Reason 2: Professional Reputation
Many employees want their achievements to stand on their own. They do not want promotions or recognition attributed to their relationship. Professional independence matters.
Reason 3: Workplace Politics
Office politics can become relationship politics. A disagreement at work may continue at home. A disagreement at home may affect work. Keeping professional and personal worlds separate often reduces conflict.
Reason 4: Jealousy and Human Nature
Many people claim they would never feel jealous. Reality is different. Most humans experience jealousy at some point. Watching a partner spend eight or ten hours daily with attractive, intelligent, and ambitious colleagues can create discomfort.

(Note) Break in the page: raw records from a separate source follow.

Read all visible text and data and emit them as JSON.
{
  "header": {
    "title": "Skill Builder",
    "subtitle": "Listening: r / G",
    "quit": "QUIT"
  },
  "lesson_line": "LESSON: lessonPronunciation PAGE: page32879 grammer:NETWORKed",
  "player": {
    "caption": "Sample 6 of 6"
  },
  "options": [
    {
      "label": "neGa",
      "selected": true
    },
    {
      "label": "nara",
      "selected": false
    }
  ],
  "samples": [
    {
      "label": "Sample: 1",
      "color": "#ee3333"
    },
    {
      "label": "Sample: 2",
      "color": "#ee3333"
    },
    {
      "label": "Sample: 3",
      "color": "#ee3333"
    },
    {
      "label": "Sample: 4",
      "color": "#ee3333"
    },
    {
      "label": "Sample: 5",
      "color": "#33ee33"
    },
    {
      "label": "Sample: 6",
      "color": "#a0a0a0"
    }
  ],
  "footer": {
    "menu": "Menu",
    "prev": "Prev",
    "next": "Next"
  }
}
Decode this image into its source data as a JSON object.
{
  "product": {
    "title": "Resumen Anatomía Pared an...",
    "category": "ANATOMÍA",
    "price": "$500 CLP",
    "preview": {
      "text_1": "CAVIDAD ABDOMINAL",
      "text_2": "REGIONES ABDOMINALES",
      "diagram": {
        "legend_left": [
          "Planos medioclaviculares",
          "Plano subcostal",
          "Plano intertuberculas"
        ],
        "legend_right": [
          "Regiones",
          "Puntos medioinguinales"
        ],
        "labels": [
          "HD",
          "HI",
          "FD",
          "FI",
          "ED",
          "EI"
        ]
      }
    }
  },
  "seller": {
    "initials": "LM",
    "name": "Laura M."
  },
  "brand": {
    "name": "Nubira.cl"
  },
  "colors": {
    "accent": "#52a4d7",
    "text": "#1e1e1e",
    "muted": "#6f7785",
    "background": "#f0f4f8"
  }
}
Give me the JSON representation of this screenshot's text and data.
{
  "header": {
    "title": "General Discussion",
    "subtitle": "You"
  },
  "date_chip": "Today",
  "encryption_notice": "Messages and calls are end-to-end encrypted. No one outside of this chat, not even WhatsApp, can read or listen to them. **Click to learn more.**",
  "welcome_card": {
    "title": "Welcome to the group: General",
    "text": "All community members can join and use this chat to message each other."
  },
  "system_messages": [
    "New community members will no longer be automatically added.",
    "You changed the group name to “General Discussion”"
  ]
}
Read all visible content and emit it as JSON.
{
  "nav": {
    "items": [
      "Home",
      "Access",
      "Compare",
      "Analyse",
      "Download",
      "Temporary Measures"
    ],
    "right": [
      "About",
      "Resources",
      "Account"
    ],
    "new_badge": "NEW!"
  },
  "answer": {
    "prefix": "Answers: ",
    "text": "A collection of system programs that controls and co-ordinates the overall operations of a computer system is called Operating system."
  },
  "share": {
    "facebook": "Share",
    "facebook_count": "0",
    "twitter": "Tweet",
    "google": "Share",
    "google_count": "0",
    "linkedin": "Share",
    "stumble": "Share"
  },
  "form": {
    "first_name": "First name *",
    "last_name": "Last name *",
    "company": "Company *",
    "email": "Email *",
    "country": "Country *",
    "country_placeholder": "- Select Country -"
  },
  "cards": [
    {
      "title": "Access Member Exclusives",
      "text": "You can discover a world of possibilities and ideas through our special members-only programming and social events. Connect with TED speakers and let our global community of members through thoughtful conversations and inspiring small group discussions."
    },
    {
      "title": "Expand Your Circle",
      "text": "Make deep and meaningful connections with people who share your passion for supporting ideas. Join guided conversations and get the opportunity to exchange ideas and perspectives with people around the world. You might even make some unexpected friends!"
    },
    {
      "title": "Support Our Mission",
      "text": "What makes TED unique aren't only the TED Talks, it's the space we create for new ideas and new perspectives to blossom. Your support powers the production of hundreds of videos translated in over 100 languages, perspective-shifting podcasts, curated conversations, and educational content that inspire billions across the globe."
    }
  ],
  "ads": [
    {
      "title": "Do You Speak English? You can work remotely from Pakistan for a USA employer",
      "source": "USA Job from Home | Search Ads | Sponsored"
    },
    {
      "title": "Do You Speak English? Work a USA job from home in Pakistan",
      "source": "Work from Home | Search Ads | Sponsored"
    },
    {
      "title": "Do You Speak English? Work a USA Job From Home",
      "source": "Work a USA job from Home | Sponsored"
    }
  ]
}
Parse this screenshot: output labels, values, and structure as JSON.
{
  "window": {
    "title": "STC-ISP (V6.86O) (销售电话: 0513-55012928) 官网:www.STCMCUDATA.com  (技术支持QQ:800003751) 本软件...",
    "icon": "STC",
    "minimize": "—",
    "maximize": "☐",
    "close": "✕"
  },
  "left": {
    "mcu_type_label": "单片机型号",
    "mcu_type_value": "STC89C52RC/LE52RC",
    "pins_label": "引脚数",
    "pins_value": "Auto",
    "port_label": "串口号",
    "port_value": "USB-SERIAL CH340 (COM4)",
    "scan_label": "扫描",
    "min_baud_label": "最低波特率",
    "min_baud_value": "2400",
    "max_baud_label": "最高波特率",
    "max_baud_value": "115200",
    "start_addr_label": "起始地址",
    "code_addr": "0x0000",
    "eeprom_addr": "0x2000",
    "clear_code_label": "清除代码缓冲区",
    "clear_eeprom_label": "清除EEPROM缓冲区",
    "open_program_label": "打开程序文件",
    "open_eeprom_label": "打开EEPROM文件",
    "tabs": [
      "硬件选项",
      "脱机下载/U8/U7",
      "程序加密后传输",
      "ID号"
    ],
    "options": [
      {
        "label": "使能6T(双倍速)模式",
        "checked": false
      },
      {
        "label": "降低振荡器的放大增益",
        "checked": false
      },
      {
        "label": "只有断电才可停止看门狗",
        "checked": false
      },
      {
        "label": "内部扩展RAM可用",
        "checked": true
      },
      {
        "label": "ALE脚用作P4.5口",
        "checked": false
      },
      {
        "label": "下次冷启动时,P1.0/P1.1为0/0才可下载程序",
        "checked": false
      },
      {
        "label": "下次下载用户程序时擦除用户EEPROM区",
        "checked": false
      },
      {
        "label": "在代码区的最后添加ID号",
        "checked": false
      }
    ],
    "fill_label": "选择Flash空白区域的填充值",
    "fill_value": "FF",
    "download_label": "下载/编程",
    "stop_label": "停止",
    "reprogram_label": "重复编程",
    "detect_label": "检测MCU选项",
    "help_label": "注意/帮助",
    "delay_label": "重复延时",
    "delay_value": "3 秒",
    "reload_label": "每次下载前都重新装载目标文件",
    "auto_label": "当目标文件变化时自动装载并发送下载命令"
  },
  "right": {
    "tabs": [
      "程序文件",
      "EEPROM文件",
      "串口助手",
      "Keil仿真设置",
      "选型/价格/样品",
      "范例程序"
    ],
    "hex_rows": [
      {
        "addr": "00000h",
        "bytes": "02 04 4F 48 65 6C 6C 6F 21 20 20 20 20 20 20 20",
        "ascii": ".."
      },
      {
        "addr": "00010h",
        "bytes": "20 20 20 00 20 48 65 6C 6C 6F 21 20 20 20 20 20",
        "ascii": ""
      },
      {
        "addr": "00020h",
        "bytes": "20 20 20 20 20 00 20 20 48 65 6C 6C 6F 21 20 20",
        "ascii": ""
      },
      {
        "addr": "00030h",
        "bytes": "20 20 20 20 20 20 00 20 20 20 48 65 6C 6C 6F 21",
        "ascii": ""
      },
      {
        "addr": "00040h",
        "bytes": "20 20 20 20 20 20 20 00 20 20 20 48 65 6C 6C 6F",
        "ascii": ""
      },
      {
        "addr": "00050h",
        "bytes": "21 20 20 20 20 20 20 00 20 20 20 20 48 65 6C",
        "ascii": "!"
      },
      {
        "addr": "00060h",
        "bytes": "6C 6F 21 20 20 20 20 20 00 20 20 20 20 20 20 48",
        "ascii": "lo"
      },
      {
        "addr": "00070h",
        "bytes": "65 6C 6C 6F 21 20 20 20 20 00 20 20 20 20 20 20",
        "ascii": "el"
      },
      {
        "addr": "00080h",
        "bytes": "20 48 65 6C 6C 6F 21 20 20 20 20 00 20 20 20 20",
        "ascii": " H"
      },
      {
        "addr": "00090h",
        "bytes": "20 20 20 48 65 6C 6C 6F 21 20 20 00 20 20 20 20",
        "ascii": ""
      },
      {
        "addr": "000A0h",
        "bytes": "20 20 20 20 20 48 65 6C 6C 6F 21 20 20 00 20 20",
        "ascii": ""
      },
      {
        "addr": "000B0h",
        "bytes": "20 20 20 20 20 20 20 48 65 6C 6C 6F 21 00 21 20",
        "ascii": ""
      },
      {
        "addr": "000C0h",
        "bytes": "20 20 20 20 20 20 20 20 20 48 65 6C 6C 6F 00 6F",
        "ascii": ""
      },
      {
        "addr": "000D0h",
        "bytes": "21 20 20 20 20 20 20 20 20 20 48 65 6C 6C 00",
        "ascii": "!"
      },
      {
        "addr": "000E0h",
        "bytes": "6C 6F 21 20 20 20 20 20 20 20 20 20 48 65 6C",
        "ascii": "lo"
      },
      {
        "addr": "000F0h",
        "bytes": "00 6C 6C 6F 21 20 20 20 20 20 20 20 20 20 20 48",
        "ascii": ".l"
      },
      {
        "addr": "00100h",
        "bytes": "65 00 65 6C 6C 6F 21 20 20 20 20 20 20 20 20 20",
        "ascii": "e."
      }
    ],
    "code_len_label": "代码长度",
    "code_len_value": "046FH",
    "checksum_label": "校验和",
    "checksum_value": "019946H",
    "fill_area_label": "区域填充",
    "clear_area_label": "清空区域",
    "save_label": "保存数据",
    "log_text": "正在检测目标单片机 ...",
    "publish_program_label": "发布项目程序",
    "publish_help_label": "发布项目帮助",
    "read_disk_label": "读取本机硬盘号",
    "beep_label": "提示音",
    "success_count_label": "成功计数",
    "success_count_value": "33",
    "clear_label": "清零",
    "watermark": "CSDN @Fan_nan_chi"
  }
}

Trust is important. But trust does not eliminate human emotions.
What I Learned as a Bachelor
As someone who is not married and has observed workplace dynamics from the outside, I have reached several conclusions.
First, office affairs are not primarily about sex. Most begin with emotional connection.
Second, company size does not matter nearly as much as people think. I have seen signs of workplace attraction even in offices with only ten or twelve employees.
Third, the issue is not corporate culture alone. Human beings naturally form connections with people they spend time with. The workplace simply provides the environment.
Finally, I believe many people underestimate the importance of boundaries. Attraction itself is normal. Acting on every attraction is not. Strong relationships are not built by avoiding attractive people. They are built by maintaining boundaries, communicating honestly, and respecting commitments.
Conclusion
After working in multiple small companies and observing workplace dynamics closely, I have come to believe that office affairs are less about company size and more about human nature.
People seek understanding. People seek appreciation. People seek emotional connection. Modern workplaces provide opportunities for all three.
This explains why office attractions continue to occur even among married employees and even in very small organizations.
The real lesson is not that offices are dangerous places. The lesson is that wherever people spend most of their time, emotions will eventually become part of the environment.
The challenge is not preventing attraction. The challenge is managing it responsibly while respecting relationships, professional boundaries, and personal values.